O estilo que define Ceilândia é a forma de expressão. Carregando identidade, resistência e pertencimento, elementos como o boné aba reta e o chamado estilo "cool cat" traduzem no vestir a realidade da cultura periférica, com orgulho de "ser da quebrada".
Para o rapper Marcos Vinicios Morais, 55 anos, conhecido como Japão, líder do grupo Viela 17 e criador da marca Viela17 Shop, o boné aba reta vai muito além de um acessório.
"O boné aba reta é o topo da identificação. Por muitas vezes esse acessório é encarado de um modo marginalizado, de quem está à margem, mas de forma nenhuma nos atinge. Um boné aba reta, além de um acessório, carrega atitude e protagonismo", afirma.
Segundo ele, a diversidade de estilos existe, mas a influência urbana é predominante. "O ceilandense tem um estilo múltiplo: tem os que amam a arte urbana, outros são mais casuais e outros sociais. Mas, quando se trata de roupas ligadas à cidade, são unânimes no estilo urbano. Nosso foco é manter a cidade em evidência e criar um bairrismo saudável de identificação, não só para quem mora aqui, mas para todos que se conectam com essa cultura", completa.
Popular nas periferias
Outro estilo que ganha força nas ruas é o "cool cat", marcado por peças confortáveis, estampas grandes e referências ao skate, ao surfe e à cultura jovem. Popular nas periferias do DF, o visual também carrega estigmas e, muitas vezes, é rotulado de forma pejorativa como "estilo peba". Ainda assim, segue como uma das principais escolhas de quem busca autenticidade.

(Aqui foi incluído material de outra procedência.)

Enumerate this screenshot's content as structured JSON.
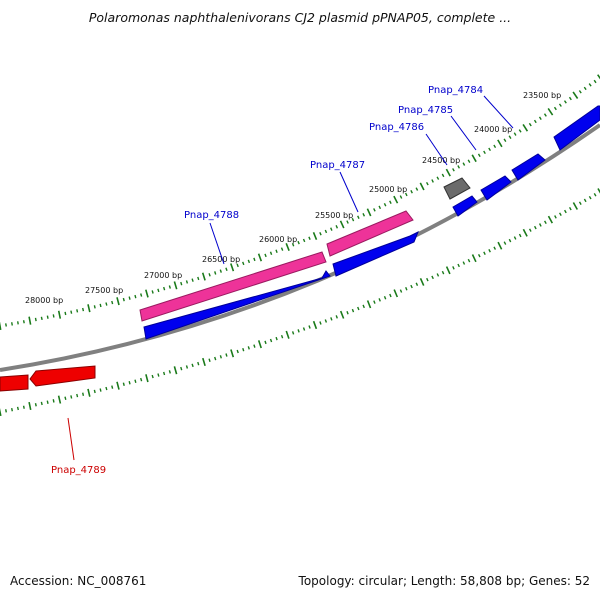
{
  "title": "Polaromonas naphthalenivorans CJ2 plasmid pPNAP05, complete ...",
  "accession_text": "Accession: NC_008761",
  "summary_text": "Topology: circular; Length: 58,808 bp; Genes: 52",
  "colors": {
    "backbone": "#808080",
    "tick": "#1a7a1a",
    "forward_gene": "#0000ee",
    "forward_label": "#0000cc",
    "pink_gene": "#ee3399",
    "grey_gene": "#6b6b6b",
    "reverse_gene": "#ee0000",
    "reverse_label": "#cc0000"
  },
  "ticks": [
    {
      "label": "23500 bp"
    },
    {
      "label": "24000 bp"
    },
    {
      "label": "24500 bp"
    },
    {
      "label": "25000 bp"
    },
    {
      "label": "25500 bp"
    },
    {
      "label": "26000 bp"
    },
    {
      "label": "26500 bp"
    },
    {
      "label": "27000 bp"
    },
    {
      "label": "27500 bp"
    },
    {
      "label": "28000 bp"
    }
  ],
  "gene_labels": [
    {
      "name": "Pnap_4784",
      "strand": "forward"
    },
    {
      "name": "Pnap_4785",
      "strand": "forward"
    },
    {
      "name": "Pnap_4786",
      "strand": "forward"
    },
    {
      "name": "Pnap_4787",
      "strand": "forward"
    },
    {
      "name": "Pnap_4788",
      "strand": "forward"
    },
    {
      "name": "Pnap_4789",
      "strand": "reverse"
    }
  ]
}
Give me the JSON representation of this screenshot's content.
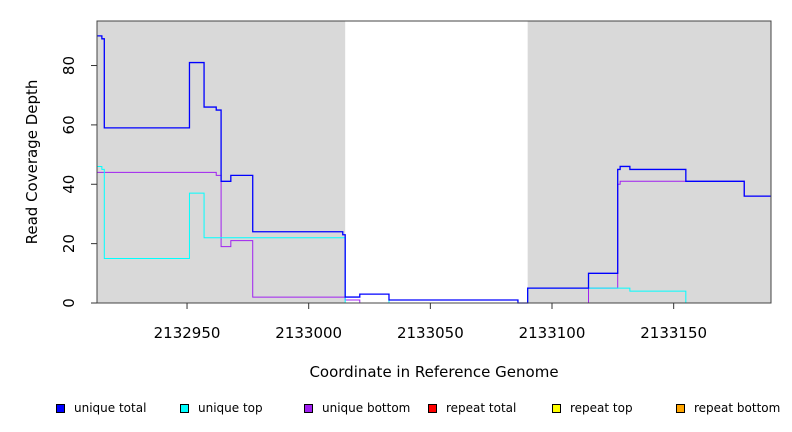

No Shopping JK, lojas apostam na estética desse público. Na Pahala, a gerente Mayara Lorrany Nunes observa uma busca crescente por peças que representem identidade.
"O público quer vestimentas mais autorais, peças exclusivas, algo que seja a cara dele. O boné aba reta tem muita procura, porque é uma identificação da periferia. Esse estilo significa se reconhecer na realidade que vive", explica.
Ela também comenta sobre os preconceitos enfrentados pelo estilo de roupa. "Essa moda não foi feita para ser marginalizada, mas caiu tanto no gosto da galera que virou popular. São peças bonitas, autênticas, com conforto e durabilidade. O julgamento não quer dizer nada. A roupa não diz nada. Mas, mesmo assim, ainda existe um público muito fiel", comenta.
Na MCD, a vendedora Julia Albuquerque destaca que o streetwear se consolidou no mercado há décadas e segue forte entre os jovens da região. "O streetwear é tendência há mais de 30 anos. A galera de Ceilândia curte muito as estampas e como a moda se transforma. É sobre diversidade, autenticidade e postura. Quem tem preconceito é porque tem uma mente mais restrita. As pessoas precisam se vestir como gostam".